His idea is to have self-governing farmers’ clubs (or community-based subsistence agricultural co-ops) made up of community members who would collectively grow food on two, five or 10 acres of public lands. They could sell their harvests for some income, but the main point is to augment their own food supply.
“Co-ops is a way for people to engage without high financial debt and without stressful time management,” he said. “By sharing the load, you aren’t under a lot of stress to produce because money is not the priority, the nutrition is the priority and the engagement with the environment and like-minded people.”
His hope is that these clubs would grow canoe crops. While they’re sold for lower prices and have longer cultivation periods, they were a dietary cornerstone for early Hawaiians.
Bishop is working with Rep. Ikaika Hussey on a bill that would encourage state and county agencies to weigh the nutritional value of crops grown and how one’s farming practices will benefit the land more heavily than business plans when reviewing land lease applications. He added that he’ll soon be convening a committee of like-minded friends to help him solidify his concept.

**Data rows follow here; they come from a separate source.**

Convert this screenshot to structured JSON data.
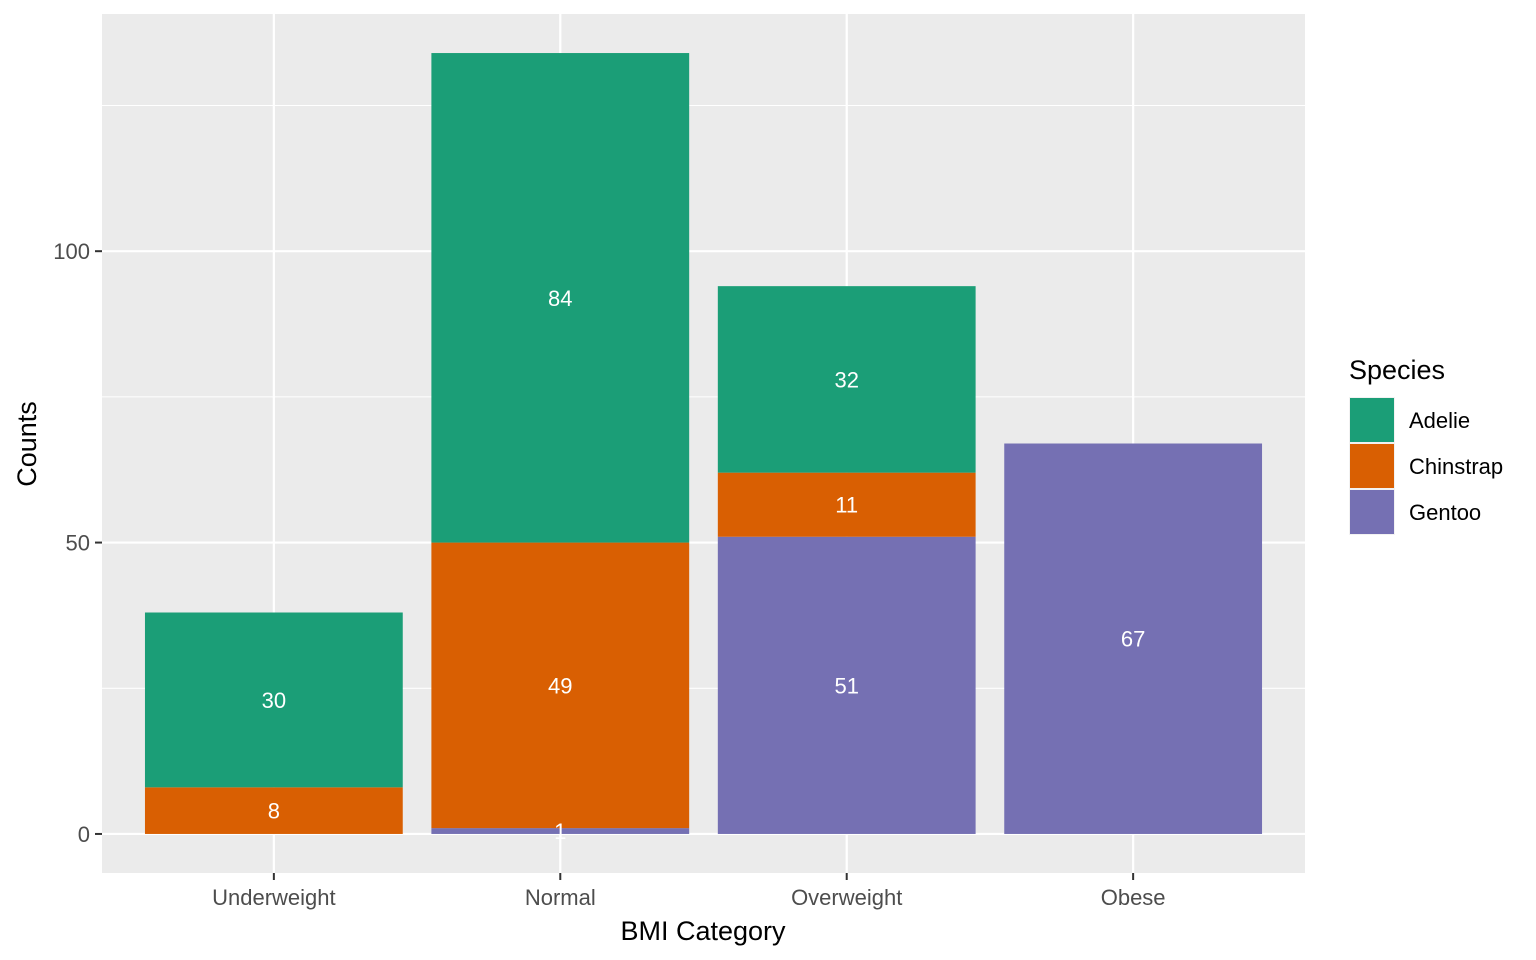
{
  "chart_data": {
    "type": "bar",
    "stacked": true,
    "title": "",
    "xlabel": "BMI Category",
    "ylabel": "Counts",
    "categories": [
      "Underweight",
      "Normal",
      "Overweight",
      "Obese"
    ],
    "stack_order_bottom_to_top": [
      "Gentoo",
      "Chinstrap",
      "Adelie"
    ],
    "series": [
      {
        "name": "Adelie",
        "color": "#1B9E77",
        "values": [
          30,
          84,
          32,
          0
        ]
      },
      {
        "name": "Chinstrap",
        "color": "#D95F02",
        "values": [
          8,
          49,
          11,
          0
        ]
      },
      {
        "name": "Gentoo",
        "color": "#7570B3",
        "values": [
          0,
          1,
          51,
          67
        ]
      }
    ],
    "yticks": [
      0,
      50,
      100
    ],
    "ylim": [
      -6.7,
      140.7
    ],
    "grid": true,
    "legend": {
      "title": "Species",
      "position": "right",
      "entries": [
        "Adelie",
        "Chinstrap",
        "Gentoo"
      ]
    },
    "panel_background": "#EBEBEB",
    "grid_color": "#FFFFFF"
  }
}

“We’re trying to huli that selective process,” he said. “The first question that will be asked is what do you want to grow, what is the nutritional value of your crop? The criteria is what is the long-term effect of your farming practices on the land, so that’s the perpetuity idea, and the sustainability idea. The third question to be asked is what is the potential monetary return for your crops?”